Yeddyurappa had earlier blamed the anti-Christian violence in parts of the state on a booklet reportedly circulated by a Christian organization that allegedly hurt Hindu sentiments.

But a fact-finding team of the National Commission for Minorities (NCM), which visited the violence-hit areas of Udupi, Mangalore and Bangalore in Karnataka last week, has indicted the BJP government for “being in league with the Hindu extremist groups. It has failed to check attacks on Christians and churches,” reported the Hindustan Times.

The NCM will submit the report to Prime Minister Manmohan Singh.

According to The Times of India, two churches were attacked in neighboring Kerala state on Sunday (Sept. 21) near the international airport in Nedumbassery, close to Kochi city.

Some churches were attacked in Kerala last week also.

 

Ban on Extremism – or on Conversion

In the wake of the ongoing wave of anti-Christian attacks in various parts of India, the NCM is mulling recommending a ban on the Bajrang Dal.

The Hindustan Times said the NCM was working towards a unanimous decision seeking tough measures against the Bajrang Dal, as its involvement in “frequent attacks on the minorities and their places of worship across the country has been established beyond doubt.”

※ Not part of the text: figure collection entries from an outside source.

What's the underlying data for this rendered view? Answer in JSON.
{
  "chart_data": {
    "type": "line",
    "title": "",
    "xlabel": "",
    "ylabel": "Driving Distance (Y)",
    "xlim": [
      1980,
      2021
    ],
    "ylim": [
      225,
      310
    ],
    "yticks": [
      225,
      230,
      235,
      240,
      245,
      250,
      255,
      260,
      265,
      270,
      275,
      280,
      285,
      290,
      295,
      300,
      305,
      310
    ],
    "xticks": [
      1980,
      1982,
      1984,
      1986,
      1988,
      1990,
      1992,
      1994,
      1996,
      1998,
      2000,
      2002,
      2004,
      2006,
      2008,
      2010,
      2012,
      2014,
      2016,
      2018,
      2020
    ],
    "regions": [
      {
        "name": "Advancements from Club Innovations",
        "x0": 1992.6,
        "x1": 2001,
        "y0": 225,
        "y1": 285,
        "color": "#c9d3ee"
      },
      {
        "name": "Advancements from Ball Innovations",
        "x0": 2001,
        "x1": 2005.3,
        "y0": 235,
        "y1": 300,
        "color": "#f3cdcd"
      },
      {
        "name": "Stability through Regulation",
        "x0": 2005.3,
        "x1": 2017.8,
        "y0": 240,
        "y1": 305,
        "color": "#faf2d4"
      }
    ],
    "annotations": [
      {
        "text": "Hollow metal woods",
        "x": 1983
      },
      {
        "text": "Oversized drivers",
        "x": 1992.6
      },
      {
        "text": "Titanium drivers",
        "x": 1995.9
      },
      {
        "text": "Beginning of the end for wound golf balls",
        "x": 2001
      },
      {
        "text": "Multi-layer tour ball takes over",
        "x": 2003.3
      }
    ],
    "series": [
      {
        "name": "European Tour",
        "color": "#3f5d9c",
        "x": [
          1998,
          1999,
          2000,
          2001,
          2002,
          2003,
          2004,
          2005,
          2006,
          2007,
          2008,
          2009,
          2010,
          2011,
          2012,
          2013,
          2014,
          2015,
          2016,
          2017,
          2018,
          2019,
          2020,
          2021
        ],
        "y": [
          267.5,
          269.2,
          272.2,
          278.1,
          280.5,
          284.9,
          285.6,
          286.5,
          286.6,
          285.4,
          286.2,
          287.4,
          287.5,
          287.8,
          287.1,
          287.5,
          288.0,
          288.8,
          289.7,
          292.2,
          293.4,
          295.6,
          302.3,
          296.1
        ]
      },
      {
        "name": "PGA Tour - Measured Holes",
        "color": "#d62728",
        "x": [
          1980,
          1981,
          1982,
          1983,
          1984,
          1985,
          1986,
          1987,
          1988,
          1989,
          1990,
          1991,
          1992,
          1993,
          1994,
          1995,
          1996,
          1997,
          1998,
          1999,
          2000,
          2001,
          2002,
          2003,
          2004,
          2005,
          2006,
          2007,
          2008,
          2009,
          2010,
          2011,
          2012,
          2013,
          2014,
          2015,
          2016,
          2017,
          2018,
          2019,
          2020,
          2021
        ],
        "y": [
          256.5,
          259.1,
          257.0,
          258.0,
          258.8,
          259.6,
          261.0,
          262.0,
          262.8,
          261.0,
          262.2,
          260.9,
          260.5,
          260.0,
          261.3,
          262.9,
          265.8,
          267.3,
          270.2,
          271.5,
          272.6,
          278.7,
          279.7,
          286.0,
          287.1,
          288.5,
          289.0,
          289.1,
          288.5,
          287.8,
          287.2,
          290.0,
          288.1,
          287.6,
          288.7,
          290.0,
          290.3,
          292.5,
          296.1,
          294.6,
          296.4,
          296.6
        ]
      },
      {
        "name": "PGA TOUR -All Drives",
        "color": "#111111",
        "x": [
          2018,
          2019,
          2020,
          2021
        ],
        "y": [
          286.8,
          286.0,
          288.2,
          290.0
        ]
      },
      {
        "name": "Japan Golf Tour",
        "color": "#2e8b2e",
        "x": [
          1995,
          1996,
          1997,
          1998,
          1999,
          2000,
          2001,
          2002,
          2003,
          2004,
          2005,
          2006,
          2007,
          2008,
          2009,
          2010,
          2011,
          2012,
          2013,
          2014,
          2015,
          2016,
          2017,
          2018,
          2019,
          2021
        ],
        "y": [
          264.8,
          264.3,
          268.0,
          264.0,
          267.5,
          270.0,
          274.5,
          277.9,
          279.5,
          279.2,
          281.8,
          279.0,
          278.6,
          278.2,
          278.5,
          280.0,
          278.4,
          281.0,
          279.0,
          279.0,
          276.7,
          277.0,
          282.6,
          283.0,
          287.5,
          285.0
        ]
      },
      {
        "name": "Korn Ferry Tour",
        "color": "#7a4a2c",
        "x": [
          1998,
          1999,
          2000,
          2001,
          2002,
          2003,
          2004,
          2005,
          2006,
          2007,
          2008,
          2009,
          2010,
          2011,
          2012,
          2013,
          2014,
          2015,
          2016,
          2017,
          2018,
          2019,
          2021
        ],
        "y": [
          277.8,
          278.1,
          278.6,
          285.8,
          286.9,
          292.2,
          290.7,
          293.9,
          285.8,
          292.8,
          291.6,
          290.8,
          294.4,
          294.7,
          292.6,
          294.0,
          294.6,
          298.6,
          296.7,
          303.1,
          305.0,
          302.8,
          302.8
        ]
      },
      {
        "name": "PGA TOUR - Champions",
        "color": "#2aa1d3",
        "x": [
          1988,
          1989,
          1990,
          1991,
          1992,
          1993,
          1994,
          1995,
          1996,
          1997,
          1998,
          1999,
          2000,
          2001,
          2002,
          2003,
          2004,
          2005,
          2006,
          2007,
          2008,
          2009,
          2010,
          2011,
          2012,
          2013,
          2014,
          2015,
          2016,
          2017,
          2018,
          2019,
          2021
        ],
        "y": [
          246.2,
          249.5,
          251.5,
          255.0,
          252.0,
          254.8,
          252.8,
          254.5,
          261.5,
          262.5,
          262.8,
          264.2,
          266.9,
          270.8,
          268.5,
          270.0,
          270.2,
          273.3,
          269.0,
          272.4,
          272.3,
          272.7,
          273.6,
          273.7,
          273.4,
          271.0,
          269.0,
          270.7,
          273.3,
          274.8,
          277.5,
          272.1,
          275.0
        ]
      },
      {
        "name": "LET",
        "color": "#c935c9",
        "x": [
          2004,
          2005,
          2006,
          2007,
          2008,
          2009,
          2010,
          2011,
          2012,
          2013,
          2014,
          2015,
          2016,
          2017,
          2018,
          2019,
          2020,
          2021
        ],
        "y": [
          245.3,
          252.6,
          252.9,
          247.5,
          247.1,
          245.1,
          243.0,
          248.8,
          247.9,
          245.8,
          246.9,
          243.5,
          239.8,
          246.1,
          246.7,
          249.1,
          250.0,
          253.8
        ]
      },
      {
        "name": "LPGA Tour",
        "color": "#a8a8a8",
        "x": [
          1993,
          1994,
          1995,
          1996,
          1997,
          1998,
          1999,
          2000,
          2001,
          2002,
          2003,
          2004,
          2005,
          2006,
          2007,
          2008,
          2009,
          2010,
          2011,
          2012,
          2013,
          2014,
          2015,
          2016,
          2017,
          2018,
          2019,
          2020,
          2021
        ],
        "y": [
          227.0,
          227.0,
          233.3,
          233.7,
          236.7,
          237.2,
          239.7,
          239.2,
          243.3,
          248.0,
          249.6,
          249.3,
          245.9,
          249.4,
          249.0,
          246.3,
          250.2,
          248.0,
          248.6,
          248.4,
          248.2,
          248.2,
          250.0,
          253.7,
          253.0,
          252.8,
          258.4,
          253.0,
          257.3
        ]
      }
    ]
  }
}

The former prime minister of India and chief of the Karnataka-based Janata Dal (Secular) party, H.D. Deve Gowda, also demanded a ban on the Bajrang Dal during a sit-in protest in Delhi yesterday. Several other political parties have also urged the federal government to ban the Bajrang Dal.

But a senior BJP leader, Venkaiah Naidu, termed conversion as the root cause of violence and social disturbances, saying a strong federal law to prevent religious conversion across the country would be brought if BJP regained power in the general elections expected to be held early next year, reported PTI on Sunday (Sept. 21).

The BJP leader also asked the Orissa state government to strictly implement the existing anti-conversion law in the state.

The VHP’s central governing body is likely to deliberate on ways to further intensify its campaign against religious conversions in Orissa’s Kandhamal district at its two-day “brain- storming session” in Delhi beginning tomorrow, The Statesman daily reported.

The Federation of Indian American Christian Organizations of North America (FIACONA) will hold a rally tomorrow at Lafayette Square in front of the White House in Washington, D.C. – the day Prime Minister Singh will meet with U.S. President George W. Bush – demanding an end to violence against Christians in India.

The U.S. Commission on International Religious Freedom has sent a letter to President Bush urging him to raise pressing concerns about religious freedom in India during his meeting with Prime Minister Singh.